= Guo Xiaojun =

Chinese Falun Gong practitioner

Guo Xiaojun (郭小军 (Guō Xiǎojūn)) is a Chinese university lecturer and practitioner of Falun Gong who has twice been imprisoned by the government of the People's Republic of China on charges of "using a heretical organization to subvert the law". Amnesty International considers him a prisoner of conscience.

==First arrest==

At the time of his first arrest, Guo worked as a lecturer at Shanghai Jiao Tong University in Shanghai, in the Department of Electronics and Information Science. In 2001, he was arrested by the Chinese government for distributing Falun Gong literature, following the 1999 ban on the religion by the Chinese government. He was imprisoned in a labor camp until 2004.

==Second arrest==
On 7 January 2010, Guo was arrested without a warrant at his home in Shanghai by eight plainclothes police officers. According to Guo's wife Xu Wenxin, one officer shoved Guo to the ground, cutting his head. His home was searched, and his cell phone, laptop computer, books, and other items were confiscated by the arresting officers. He was then taken to the Shanghai Baoshan District Detention Center. On 18 January, Guo's interrogation began. He alleges that he was deprived of sleep and food, and that his interrogators threatened to arrest Xu Wenxin, who is also a Falun Gong practitioner, unless Guo signed a confession. Guo signed a statement agreeing that he was guilty of the charge of using a heretical organization to subvert the law.

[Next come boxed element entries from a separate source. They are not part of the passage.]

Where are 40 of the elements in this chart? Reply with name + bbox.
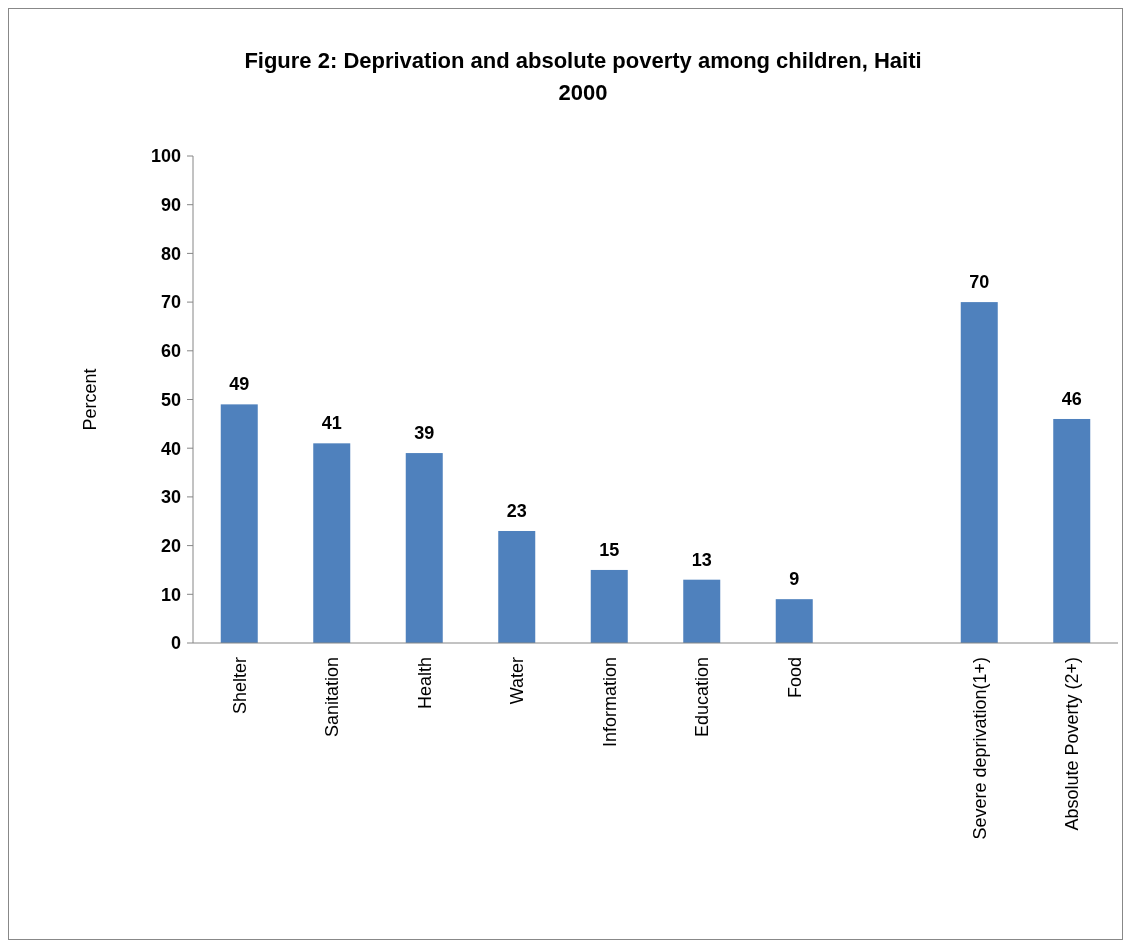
bar xyxy=(405,453,443,643)
x-tick-label: Education xyxy=(692,657,713,738)
x-tick-label: Water xyxy=(507,657,528,705)
y-tick-label: 90 xyxy=(160,195,181,215)
data-label: 23 xyxy=(506,500,527,521)
bar xyxy=(498,530,536,643)
data-label: 13 xyxy=(691,549,712,570)
y-tick-label: 50 xyxy=(160,389,181,410)
data-label: 41 xyxy=(321,413,342,434)
y-tick-label: 30 xyxy=(160,487,181,508)
y-tick-label: 60 xyxy=(160,341,181,362)
y-tick-label: 0 xyxy=(170,633,181,654)
data-label: 70 xyxy=(969,272,990,293)
x-tick-label: Shelter xyxy=(229,657,250,715)
y-tick-label: 70 xyxy=(160,292,181,313)
y-tick-label: 100 xyxy=(150,146,181,167)
bar xyxy=(683,579,721,643)
bar xyxy=(590,569,628,643)
y-tick-label: 10 xyxy=(160,584,181,605)
data-label: 46 xyxy=(1061,388,1082,409)
bar xyxy=(960,302,998,643)
bar xyxy=(313,443,351,643)
bar xyxy=(220,404,258,643)
data-label: 39 xyxy=(414,423,435,444)
bar xyxy=(1053,418,1091,643)
data-label: 49 xyxy=(229,374,250,395)
x-tick-label: Food xyxy=(784,657,805,699)
data-label: 9 xyxy=(789,569,800,590)
y-tick-label: 20 xyxy=(160,535,181,556)
bar xyxy=(775,599,813,643)
chart-title: Figure 2: Deprivation and absolute poverty among children, Haiti 2000 xyxy=(244,48,922,105)
x-tick-label: Sanitation xyxy=(322,657,343,738)
y-tick-label: 40 xyxy=(160,438,181,459)
x-tick-label: Information xyxy=(599,657,620,748)
x-tick-label: Absolute Poverty (2+) xyxy=(1062,657,1083,831)
x-tick-label: Health xyxy=(414,657,435,710)
x-tick-label: Severe deprivation(1+) xyxy=(969,657,990,840)
y-tick-label: 80 xyxy=(160,243,181,264)
y-axis-title: Percent xyxy=(80,368,100,431)
data-label: 15 xyxy=(599,539,620,560)
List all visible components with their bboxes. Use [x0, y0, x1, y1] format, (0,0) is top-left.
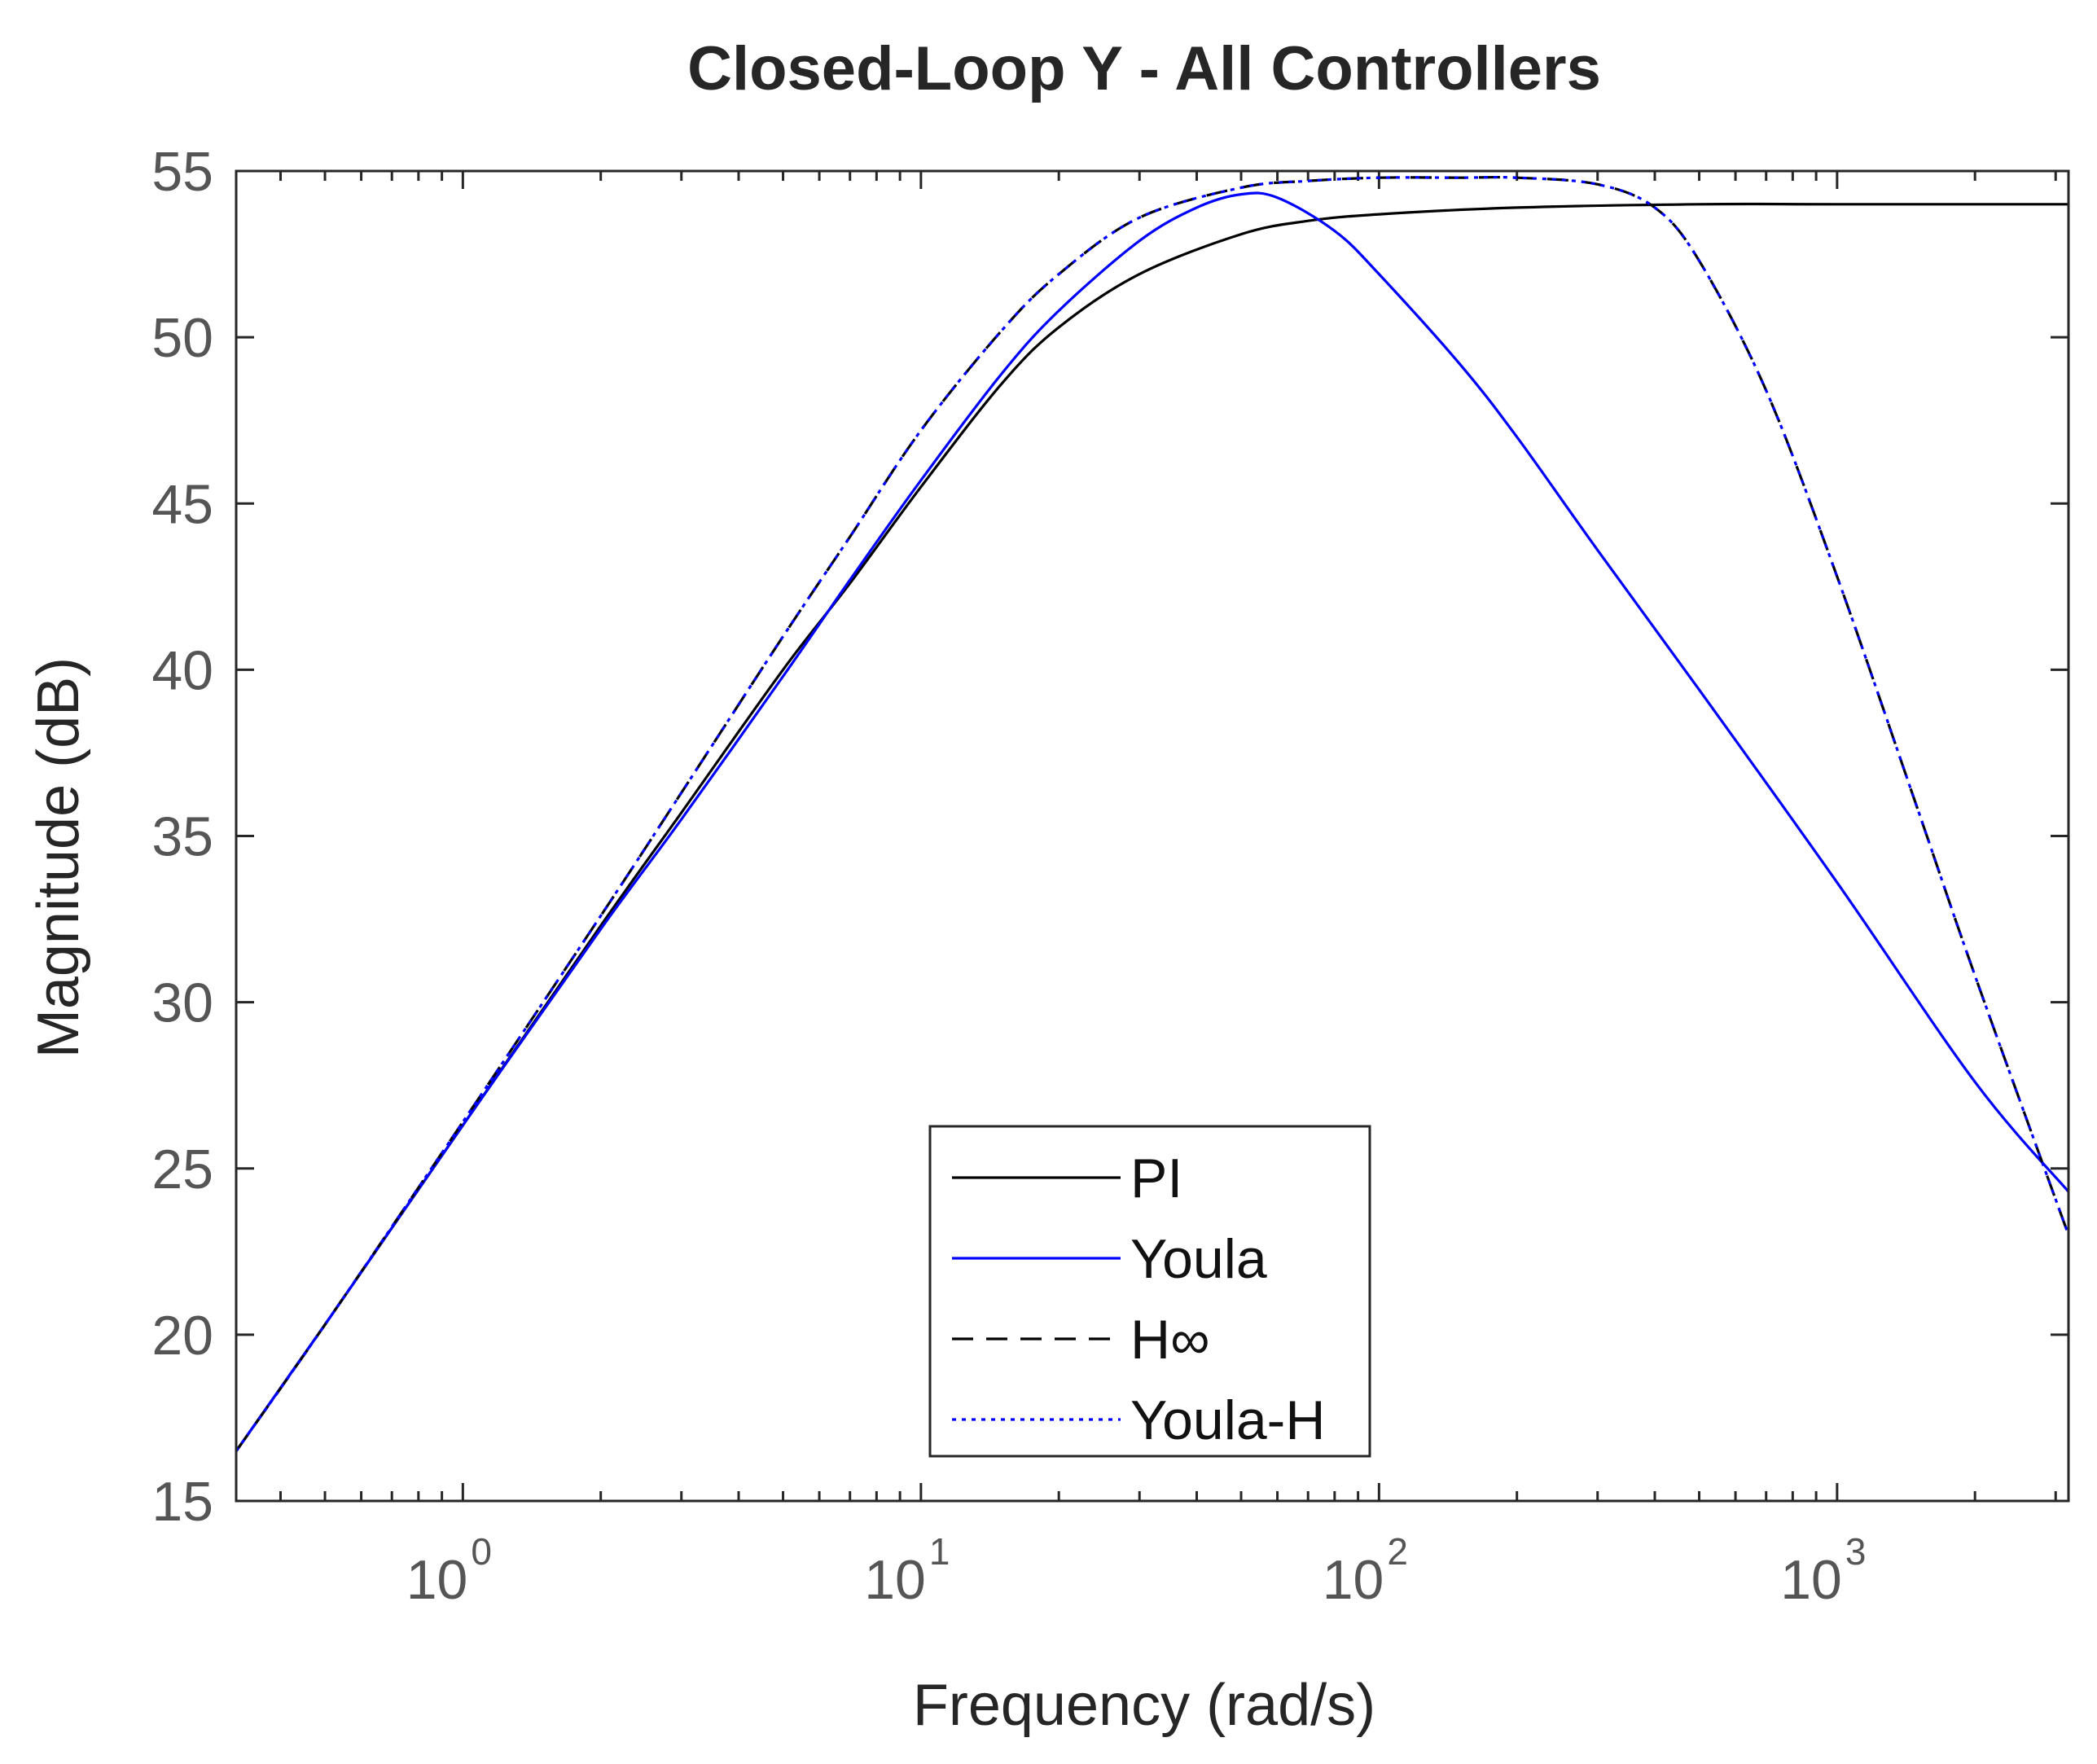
- y-tick-label: 35: [151, 806, 213, 868]
- x-tick-label: 10 3: [1780, 1530, 1866, 1611]
- x-tick-exponent: 2: [1387, 1530, 1408, 1573]
- x-tick-base: 10: [1780, 1549, 1842, 1611]
- legend-entry-label: PI: [1130, 1147, 1182, 1209]
- x-tick-labels: 10 0 10 1 10 2 10 3: [406, 1530, 1867, 1611]
- x-tick-label: 10 1: [864, 1530, 950, 1611]
- legend-box: [928, 1125, 1371, 1458]
- legend-entry-label: Youla-H: [1130, 1389, 1325, 1451]
- x-tick-base: 10: [1323, 1549, 1384, 1611]
- legend: PI Youla H∞ Youla-H: [928, 1125, 1371, 1458]
- y-tick-label: 55: [151, 141, 213, 203]
- y-tick-label: 30: [151, 972, 213, 1034]
- y-tick-label: 15: [151, 1471, 213, 1533]
- x-tick-exponent: 3: [1845, 1530, 1867, 1573]
- legend-entry-label: Youla: [1130, 1228, 1267, 1290]
- x-tick-exponent: 1: [929, 1530, 950, 1573]
- y-tick-label: 45: [151, 473, 213, 535]
- x-tick-label: 10 2: [1323, 1530, 1408, 1611]
- x-axis-label: Frequency (rad/s): [913, 1673, 1375, 1738]
- series-youla-h-line: [235, 175, 2070, 1452]
- chart-title: Closed-Loop Y - All Controllers: [687, 34, 1601, 103]
- x-tick-base: 10: [406, 1549, 468, 1611]
- y-axis-label: Magnitude (dB): [26, 657, 91, 1058]
- y-tick-labels: 15 20 25 30 35 40 45 50 55: [151, 141, 213, 1533]
- y-tick-label: 50: [151, 307, 213, 369]
- y-tick-label: 25: [151, 1139, 213, 1200]
- y-tick-label: 20: [151, 1305, 213, 1367]
- axes-box: [235, 169, 2070, 1503]
- series-youla-line: [235, 191, 2070, 1452]
- x-tick-base: 10: [864, 1549, 926, 1611]
- series-layer: [235, 175, 2070, 1452]
- legend-entry-label: H∞: [1130, 1309, 1210, 1371]
- y-tick-label: 40: [151, 639, 213, 701]
- x-tick-label: 10 0: [406, 1530, 492, 1611]
- x-tick-exponent: 0: [471, 1530, 492, 1573]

In the course of Guo's legal case, his family hired five successive lawyers, each of which withdrew following alleged government pressure. One lawyer reported that he was told by the Beijing Judicial Bureau that he would be disbarred if he chose to defend Guo. On 7 July 2010, Guo was convicted on the basis of his confession and sentenced to four years' imprisonment; because his current lawyer was not informed by authorities of the date of the hearing, Guo had no legal representation at his trial. Guo stated after the verdict that he wished to retract his confession, reiterating his claim that it was obtained through torture, but the judge prevented him from finishing his statement.

In March 2011, Amnesty International reported that Guo was suffering from a "serious eye condition" for which prison authorities were denying him treatment.

==International reaction==
Amnesty International designated Guo Xiaojun a "prisoner of conscience", "imprisoned solely because of his beliefs", and launched multiple international letter-writing campaigns on his behalf. The US State Department listed his imprisonment as an "abuse of religious freedom" in its 2010 International Religious Freedom Report. Charles Tannock of the European Parliament raised his case with the EP Commission for Human Rights, which in turn called on the Chinese government "to respect the freedom of religious belief and practice". The United Nations Special Rapporteur on freedom of religion or belief, Heiner Bielefeldt, submitted Guo's allegations to the Chinese authorities in his 2011 report, noting the "continued violations of freedom of religion or belief suffered by Falun Gong practitioners in China". The Chinese government declined to reply.